Whoa! … put the brakes on! You’re a senior in high school now and you don’t have to choose your major for roughly two more years. Of course, it’s useful to have some interests in mind as you build your college list because this can help you to make smart matches. But, on the other hand, you don’t have to declare a major for quite a while. During your first two years in college, you may discover new areas that intrigue you, and so it’s possible that both philosophy and biology will be shoved onto the back burner. However, if your present passions continue, it should be easy to double major in these two disciplines, if you so choose.
Depending on where you go to college, you will be required to elect 10 to 12 classes in your major field. A typical undergraduate takes 32 classes (4 classes per semester for 8 semesters) but this could vary quite a bit depending on your college’s credit policies and academic calendar. It’s not unusual for students to take 40+ classes as undergrads. Thus, even if you were to major in both philosophy and biology (or genetics, which is commonly a concentration within the bio major although sometimes a major unto itself), you would only tie up 20 to 24 classes in order to complete the majors. This would still allow you to take somewhere in the neighborhood of 8 to as many as 20 classes outside of your two majors.
Thus, the “best route” for you may be to test-drive one or two bio/genetics classes in your first year along with one or two philosophy classes, filling the rest of your schedule with diverse offerings from different departments. This will be a good way to expand your horizons and potentially discover new areas of interest while, at the same time, further exploring your current ones. Then your freshman likes and dislikes will guide you as you make your sophomore selections.
By the end of your sophomore year, you will have a clearer sense of whether you want to stick with both bio and philosophy. You should also know by then whether you want to focus on each of these areas equally or choose one as your major and one as a minor. A “minor”—as its name suggests—is really just a mini-major. At most colleges, a typical minor requires 5 or 6 classes.

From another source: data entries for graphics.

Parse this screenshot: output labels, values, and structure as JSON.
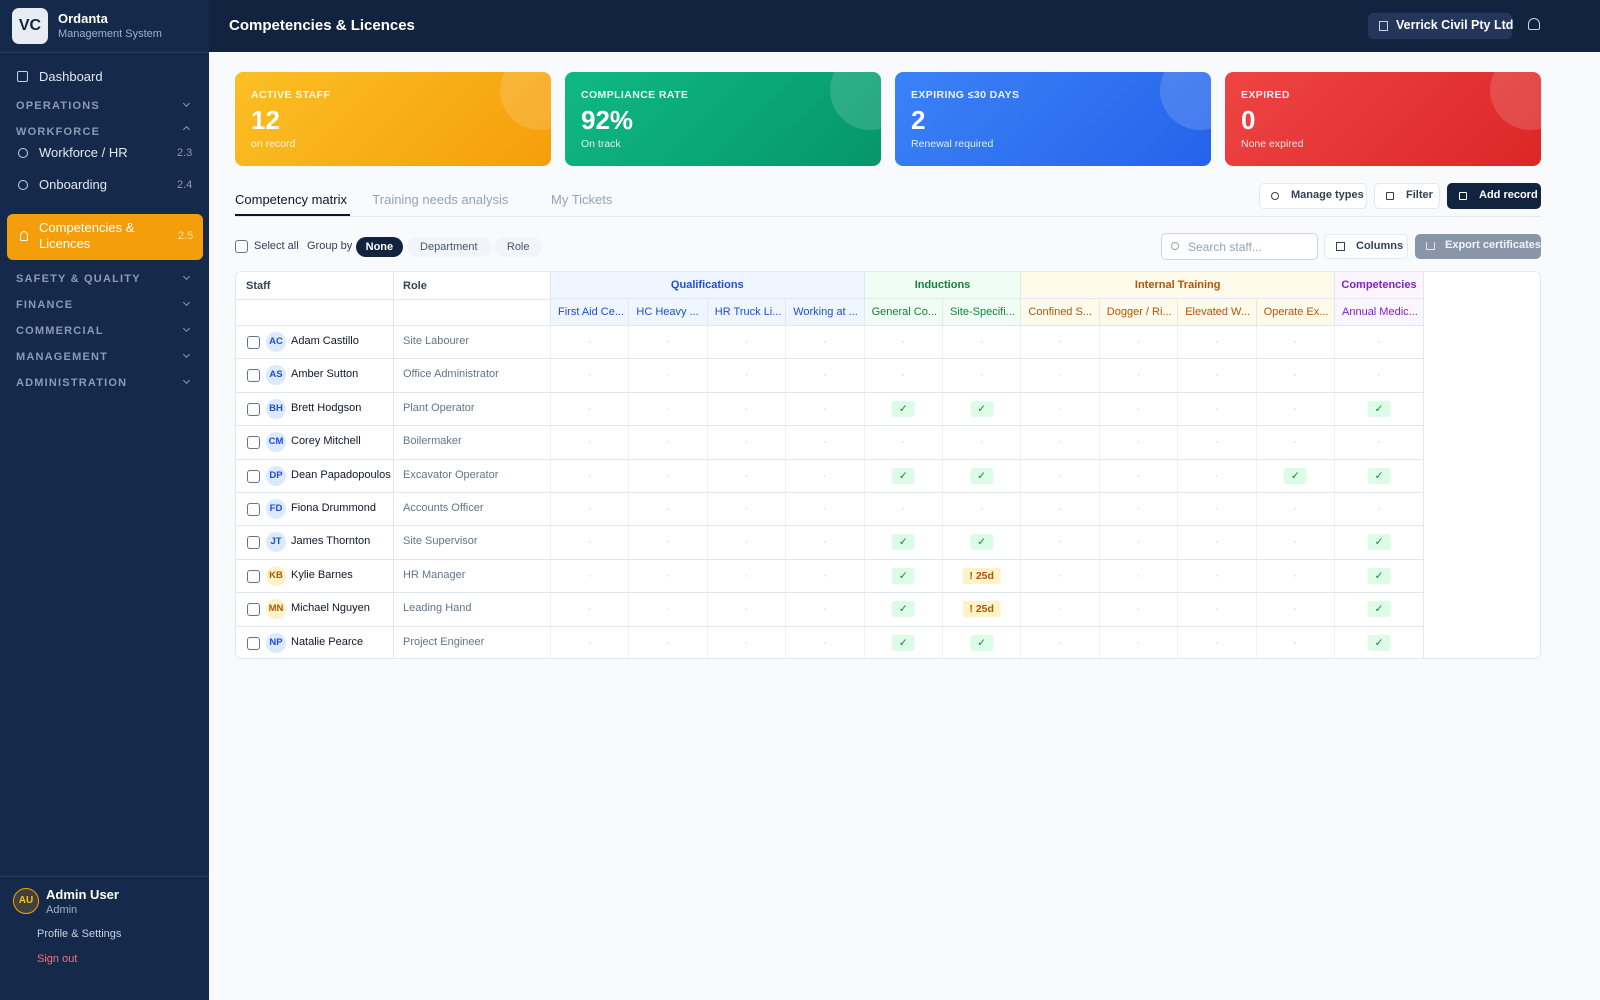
{
  "sidebar": {
    "logo": "VC",
    "app_name": "Ordanta",
    "app_sub": "Management System",
    "dashboard": "Dashboard",
    "sections": [
      {
        "label": "OPERATIONS",
        "open": false
      },
      {
        "label": "WORKFORCE",
        "open": true,
        "items": [
          {
            "label": "Workforce / HR",
            "code": "2.3"
          },
          {
            "label": "Onboarding",
            "code": "2.4"
          },
          {
            "label": "Competencies & Licences",
            "code": "2.5",
            "active": true
          }
        ]
      },
      {
        "label": "SAFETY & QUALITY",
        "open": false
      },
      {
        "label": "FINANCE",
        "open": false
      },
      {
        "label": "COMMERCIAL",
        "open": false
      },
      {
        "label": "MANAGEMENT",
        "open": false
      },
      {
        "label": "ADMINISTRATION",
        "open": false
      }
    ],
    "user": {
      "initials": "AU",
      "name": "Admin User",
      "role": "Admin",
      "profile": "Profile & Settings",
      "sign_out": "Sign out"
    }
  },
  "header": {
    "title": "Competencies & Licences",
    "org": "Verrick Civil Pty Ltd"
  },
  "stats": [
    {
      "label": "ACTIVE STAFF",
      "value": "12",
      "sub": "on record",
      "from": "#fbbf24",
      "to": "#f59e0b"
    },
    {
      "label": "COMPLIANCE RATE",
      "value": "92%",
      "sub": "On track",
      "from": "#10b981",
      "to": "#059669"
    },
    {
      "label": "EXPIRING ≤30 DAYS",
      "value": "2",
      "sub": "Renewal required",
      "from": "#3b82f6",
      "to": "#2563eb"
    },
    {
      "label": "EXPIRED",
      "value": "0",
      "sub": "None expired",
      "from": "#ef4444",
      "to": "#dc2626"
    }
  ],
  "tabs": {
    "items": [
      "Competency matrix",
      "Training needs analysis",
      "My Tickets"
    ],
    "active": 0
  },
  "actions": [
    "Manage types",
    "Filter",
    "Add record"
  ],
  "toolbar": {
    "select_all": "Select all",
    "group_by": "Group by",
    "options": [
      "None",
      "Department",
      "Role"
    ],
    "active": 0,
    "search": "Search staff...",
    "columns": "Columns",
    "export": "Export certificates"
  },
  "table": {
    "headers": [
      "Staff",
      "Role"
    ],
    "groups": [
      {
        "name": "Qualifications",
        "color": "#1d4ed8",
        "bg": "#eff6ff",
        "columns": [
          "First Aid Ce...",
          "HC Heavy ...",
          "HR Truck Li...",
          "Working at ..."
        ]
      },
      {
        "name": "Inductions",
        "color": "#15803d",
        "bg": "#f0fdf4",
        "columns": [
          "General Co...",
          "Site-Specifi..."
        ]
      },
      {
        "name": "Internal Training",
        "color": "#b45309",
        "bg": "#fffbeb",
        "columns": [
          "Confined S...",
          "Dogger / Ri...",
          "Elevated W...",
          "Operate Ex..."
        ]
      },
      {
        "name": "Competencies",
        "color": "#7e22ce",
        "bg": "#faf5ff",
        "columns": [
          "Annual Medic..."
        ]
      }
    ],
    "rows": [
      {
        "initials": "AC",
        "name": "Adam Castillo",
        "role": "Site Labourer",
        "tone": "blue",
        "cells": [
          "·",
          "·",
          "·",
          "·",
          "·",
          "·",
          "·",
          "·",
          "·",
          "·",
          "·"
        ]
      },
      {
        "initials": "AS",
        "name": "Amber Sutton",
        "role": "Office Administrator",
        "tone": "blue",
        "cells": [
          "·",
          "·",
          "·",
          "·",
          "·",
          "·",
          "·",
          "·",
          "·",
          "·",
          "·"
        ]
      },
      {
        "initials": "BH",
        "name": "Brett Hodgson",
        "role": "Plant Operator",
        "tone": "blue",
        "cells": [
          "·",
          "·",
          "·",
          "·",
          "✓",
          "✓",
          "·",
          "·",
          "·",
          "·",
          "✓"
        ]
      },
      {
        "initials": "CM",
        "name": "Corey Mitchell",
        "role": "Boilermaker",
        "tone": "blue",
        "cells": [
          "·",
          "·",
          "·",
          "·",
          "·",
          "·",
          "·",
          "·",
          "·",
          "·",
          "·"
        ]
      },
      {
        "initials": "DP",
        "name": "Dean Papadopoulos",
        "role": "Excavator Operator",
        "tone": "blue",
        "cells": [
          "·",
          "·",
          "·",
          "·",
          "✓",
          "✓",
          "·",
          "·",
          "·",
          "✓",
          "✓"
        ]
      },
      {
        "initials": "FD",
        "name": "Fiona Drummond",
        "role": "Accounts Officer",
        "tone": "blue",
        "cells": [
          "·",
          "·",
          "·",
          "·",
          "·",
          "·",
          "·",
          "·",
          "·",
          "·",
          "·"
        ]
      },
      {
        "initials": "JT",
        "name": "James Thornton",
        "role": "Site Supervisor",
        "tone": "blue",
        "cells": [
          "·",
          "·",
          "·",
          "·",
          "✓",
          "✓",
          "·",
          "·",
          "·",
          "·",
          "✓"
        ]
      },
      {
        "initials": "KB",
        "name": "Kylie Barnes",
        "role": "HR Manager",
        "tone": "amber",
        "cells": [
          "·",
          "·",
          "·",
          "·",
          "✓",
          "! 25d",
          "·",
          "·",
          "·",
          "·",
          "✓"
        ]
      },
      {
        "initials": "MN",
        "name": "Michael Nguyen",
        "role": "Leading Hand",
        "tone": "amber",
        "cells": [
          "·",
          "·",
          "·",
          "·",
          "✓",
          "! 25d",
          "·",
          "·",
          "·",
          "·",
          "✓"
        ]
      },
      {
        "initials": "NP",
        "name": "Natalie Pearce",
        "role": "Project Engineer",
        "tone": "blue",
        "cells": [
          "·",
          "·",
          "·",
          "·",
          "✓",
          "✓",
          "·",
          "·",
          "·",
          "·",
          "✓"
        ]
      }
    ]
  }
}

By deciding to major in one field and to minor in another, you free up your time to take a broader range of classes outside of your areas of concentration. You will also accomplish much of what double-majoring provides. That is, you get to explore two favorite academic subjects in depth, and you also will present future employers or graduate school admission officials with a résumé that includes advanced study in two separate disciplines. Yet you will still have ample opportunity to look beyond your primary fields to try additional classes that could range from anthropology to advertising or from sports management to stage fighting!
Bottom line: You have lots of time—and options–before making a “major” decision about your future!